The girl and her eyes were behind her.

"Stealth was never your strongest skill, Suraj" the girl whispered to Bahuchara.

"But it was yours, Laksha," Bahuchara answered her tentatively.

With a nod of her head, she led the girl away from the crowd around the empress and into the garden. The two walked quietly together, neither looking at the other. Unsure of what to say, of how to explain why she had left as she did, Bahuchara remained silent.

"I don't know what to call you," Laksha said.

"But you knew it was me," Bahuchara answered.

Laksha turned to examine Bahuchara's face. "I see you inside. In your eyes. I knew it was you when you flamed and radiated your way into the diwan. You are not the same boy who trained me and cared for me."

"Obviously," Bahuchara chuckled, wafting the fabric of her sari with her hands.

"No, not that." Laksha shook her head. "I mean not just that. You're glorious and proud and exuberant. Suraj would never have commanded the attention of so many people like you did. That was quite an entrance."
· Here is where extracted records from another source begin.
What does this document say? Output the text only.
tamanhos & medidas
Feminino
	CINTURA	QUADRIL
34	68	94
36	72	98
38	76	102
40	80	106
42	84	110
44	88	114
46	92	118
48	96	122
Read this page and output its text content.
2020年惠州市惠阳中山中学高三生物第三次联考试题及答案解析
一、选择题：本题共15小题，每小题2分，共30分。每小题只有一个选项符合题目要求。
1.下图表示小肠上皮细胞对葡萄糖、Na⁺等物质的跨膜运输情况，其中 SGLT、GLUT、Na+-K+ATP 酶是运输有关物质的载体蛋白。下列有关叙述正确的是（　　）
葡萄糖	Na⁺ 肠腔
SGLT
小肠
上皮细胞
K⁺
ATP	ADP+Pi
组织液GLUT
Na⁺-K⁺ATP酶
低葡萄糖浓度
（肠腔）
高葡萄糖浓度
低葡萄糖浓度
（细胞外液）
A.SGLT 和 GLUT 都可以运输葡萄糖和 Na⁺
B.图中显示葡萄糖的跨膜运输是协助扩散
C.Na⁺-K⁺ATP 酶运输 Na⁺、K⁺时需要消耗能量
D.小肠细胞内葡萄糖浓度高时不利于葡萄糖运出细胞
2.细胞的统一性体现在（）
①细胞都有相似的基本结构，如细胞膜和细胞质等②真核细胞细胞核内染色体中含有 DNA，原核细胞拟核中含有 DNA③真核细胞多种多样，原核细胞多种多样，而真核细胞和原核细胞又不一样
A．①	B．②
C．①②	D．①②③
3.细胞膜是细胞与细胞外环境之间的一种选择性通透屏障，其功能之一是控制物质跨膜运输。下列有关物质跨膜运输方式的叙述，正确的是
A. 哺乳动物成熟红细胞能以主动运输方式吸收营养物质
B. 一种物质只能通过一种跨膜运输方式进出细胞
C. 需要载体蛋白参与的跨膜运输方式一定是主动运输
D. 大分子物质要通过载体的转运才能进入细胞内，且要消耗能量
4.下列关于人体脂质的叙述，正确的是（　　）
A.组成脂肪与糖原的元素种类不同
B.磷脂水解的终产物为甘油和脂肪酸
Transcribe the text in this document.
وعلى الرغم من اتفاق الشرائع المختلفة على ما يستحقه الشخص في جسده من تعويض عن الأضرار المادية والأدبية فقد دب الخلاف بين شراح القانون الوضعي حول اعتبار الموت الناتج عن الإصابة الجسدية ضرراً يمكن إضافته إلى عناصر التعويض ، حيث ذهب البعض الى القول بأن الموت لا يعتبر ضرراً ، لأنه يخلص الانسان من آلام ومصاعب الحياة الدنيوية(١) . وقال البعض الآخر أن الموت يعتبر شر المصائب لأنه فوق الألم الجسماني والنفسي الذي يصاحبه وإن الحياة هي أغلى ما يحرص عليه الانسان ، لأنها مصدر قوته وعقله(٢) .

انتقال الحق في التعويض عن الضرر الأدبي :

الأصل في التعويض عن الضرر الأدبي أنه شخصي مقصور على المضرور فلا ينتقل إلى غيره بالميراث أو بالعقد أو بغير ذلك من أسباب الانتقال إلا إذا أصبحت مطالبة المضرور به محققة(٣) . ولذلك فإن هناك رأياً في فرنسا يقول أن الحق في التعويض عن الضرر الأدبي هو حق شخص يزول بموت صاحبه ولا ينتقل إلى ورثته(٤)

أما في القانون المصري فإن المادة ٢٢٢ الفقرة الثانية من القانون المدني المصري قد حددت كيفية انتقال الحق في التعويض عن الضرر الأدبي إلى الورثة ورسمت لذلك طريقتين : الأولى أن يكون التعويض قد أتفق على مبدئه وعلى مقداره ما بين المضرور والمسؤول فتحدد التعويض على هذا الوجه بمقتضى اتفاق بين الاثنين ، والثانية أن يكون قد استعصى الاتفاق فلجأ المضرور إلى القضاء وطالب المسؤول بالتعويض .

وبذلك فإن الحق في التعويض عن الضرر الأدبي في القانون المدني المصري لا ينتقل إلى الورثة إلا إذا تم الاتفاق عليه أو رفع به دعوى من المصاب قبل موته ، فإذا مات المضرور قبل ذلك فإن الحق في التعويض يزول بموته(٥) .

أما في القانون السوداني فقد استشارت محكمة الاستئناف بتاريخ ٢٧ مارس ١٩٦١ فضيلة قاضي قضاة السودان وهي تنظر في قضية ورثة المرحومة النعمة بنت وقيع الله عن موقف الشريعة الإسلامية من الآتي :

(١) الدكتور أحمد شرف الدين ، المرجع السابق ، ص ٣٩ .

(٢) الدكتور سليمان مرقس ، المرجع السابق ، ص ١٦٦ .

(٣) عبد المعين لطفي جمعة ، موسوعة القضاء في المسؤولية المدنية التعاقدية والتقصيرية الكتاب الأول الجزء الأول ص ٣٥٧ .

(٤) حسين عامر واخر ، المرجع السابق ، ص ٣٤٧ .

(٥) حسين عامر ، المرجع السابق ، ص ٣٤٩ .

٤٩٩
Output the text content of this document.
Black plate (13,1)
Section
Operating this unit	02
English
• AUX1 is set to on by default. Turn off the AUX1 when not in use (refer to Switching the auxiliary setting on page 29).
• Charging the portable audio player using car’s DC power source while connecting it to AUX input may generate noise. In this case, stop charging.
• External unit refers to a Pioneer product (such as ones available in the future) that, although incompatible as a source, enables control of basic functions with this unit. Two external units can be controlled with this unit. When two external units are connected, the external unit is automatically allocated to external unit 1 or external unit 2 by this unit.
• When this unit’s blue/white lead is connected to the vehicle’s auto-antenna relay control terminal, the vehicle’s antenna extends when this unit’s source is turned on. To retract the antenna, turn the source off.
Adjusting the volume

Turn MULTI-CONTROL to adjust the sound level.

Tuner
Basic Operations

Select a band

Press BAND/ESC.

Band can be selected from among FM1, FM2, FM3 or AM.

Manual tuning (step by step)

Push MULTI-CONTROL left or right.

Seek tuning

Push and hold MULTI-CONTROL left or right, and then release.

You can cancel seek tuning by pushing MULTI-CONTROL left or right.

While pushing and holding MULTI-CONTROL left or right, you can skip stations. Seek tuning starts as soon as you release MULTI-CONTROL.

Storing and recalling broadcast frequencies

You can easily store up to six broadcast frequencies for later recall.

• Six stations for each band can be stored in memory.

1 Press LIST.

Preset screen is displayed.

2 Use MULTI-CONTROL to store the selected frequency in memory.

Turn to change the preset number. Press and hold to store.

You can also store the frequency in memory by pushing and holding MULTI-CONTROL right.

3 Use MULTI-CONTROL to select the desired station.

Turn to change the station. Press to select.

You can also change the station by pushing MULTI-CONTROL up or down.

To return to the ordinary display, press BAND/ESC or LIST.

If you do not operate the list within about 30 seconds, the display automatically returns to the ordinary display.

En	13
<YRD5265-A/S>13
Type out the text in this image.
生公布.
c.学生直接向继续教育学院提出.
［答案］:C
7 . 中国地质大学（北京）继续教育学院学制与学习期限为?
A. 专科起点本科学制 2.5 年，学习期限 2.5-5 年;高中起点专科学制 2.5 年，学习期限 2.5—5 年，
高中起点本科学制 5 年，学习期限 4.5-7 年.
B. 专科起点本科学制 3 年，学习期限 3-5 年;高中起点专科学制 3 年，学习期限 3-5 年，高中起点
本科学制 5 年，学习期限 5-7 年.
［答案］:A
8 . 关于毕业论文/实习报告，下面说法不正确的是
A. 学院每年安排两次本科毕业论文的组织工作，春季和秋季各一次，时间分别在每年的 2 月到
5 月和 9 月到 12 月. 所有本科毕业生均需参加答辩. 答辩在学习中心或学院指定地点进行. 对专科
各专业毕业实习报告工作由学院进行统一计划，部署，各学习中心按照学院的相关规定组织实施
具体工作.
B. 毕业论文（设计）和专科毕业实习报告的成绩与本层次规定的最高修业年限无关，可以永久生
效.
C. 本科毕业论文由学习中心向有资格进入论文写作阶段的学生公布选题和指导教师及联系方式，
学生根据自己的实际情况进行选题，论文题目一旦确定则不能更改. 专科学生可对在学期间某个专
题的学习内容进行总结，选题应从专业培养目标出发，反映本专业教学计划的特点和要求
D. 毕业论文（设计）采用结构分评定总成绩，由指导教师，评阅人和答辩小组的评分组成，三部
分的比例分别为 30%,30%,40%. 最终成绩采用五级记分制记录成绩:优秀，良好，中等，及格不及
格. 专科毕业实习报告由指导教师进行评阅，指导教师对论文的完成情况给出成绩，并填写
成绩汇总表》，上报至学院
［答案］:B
"Bahuchara," the hijra revealed. "I am Bahuchara."

"Bahuchara," Laksha repeated with a nod. "It suits you."

After walking in new silence, Bahuchara said, "You too have changed. I would say the kitabkhana suits you as well."

"You knew?"

"We were both trained to be observant, chhote haath."

"Don't call me that," Laksha spat. "He gave me that name."

Bahuchara stopped and faced her. "I'm sorry. I'm so sorry, my little Laksha."

"I was eleven," the girl rounded on her coldly. "I was eleven and you left me with that man. He used me, he used us all and treated us like animals, and you left me there!"

"I couldn't go back to…"

"He beat me after you left, and you weren't there to protect me," Laksha went on. "For scraps of food, I stole for him, day after day for seven more years, I even…" She stopped herself, something too painful to say catching in her throat.

"I could not…" But Bahuchara could not go on. There was nothing she could say that would justify her abandonment of Laksha to Salim. She could not say that she was glad to have escaped the torment of her days with the thief master, while those she left behind suffered, more so because of her absence. She could not say that looking back only brought pain. She could not say that she never wanted to think of those days again, even if it meant thinking of the ones she left behind. She could not confront the cruelty of her actions, without questioning the call that she had answered.

"You survived," she decided upon, wrapping her conscience within it. "That was the most important lesson I could teach you."

Laksha simply glared at her with stunned eyes. Then the eyes grew cold. "Then here is the lesson I would teach you, Bahuchara," she said, then turned and walked away.

"I have already mastered that lesson, little one," Bahuchara muttered as Laksha disappeared from her sight.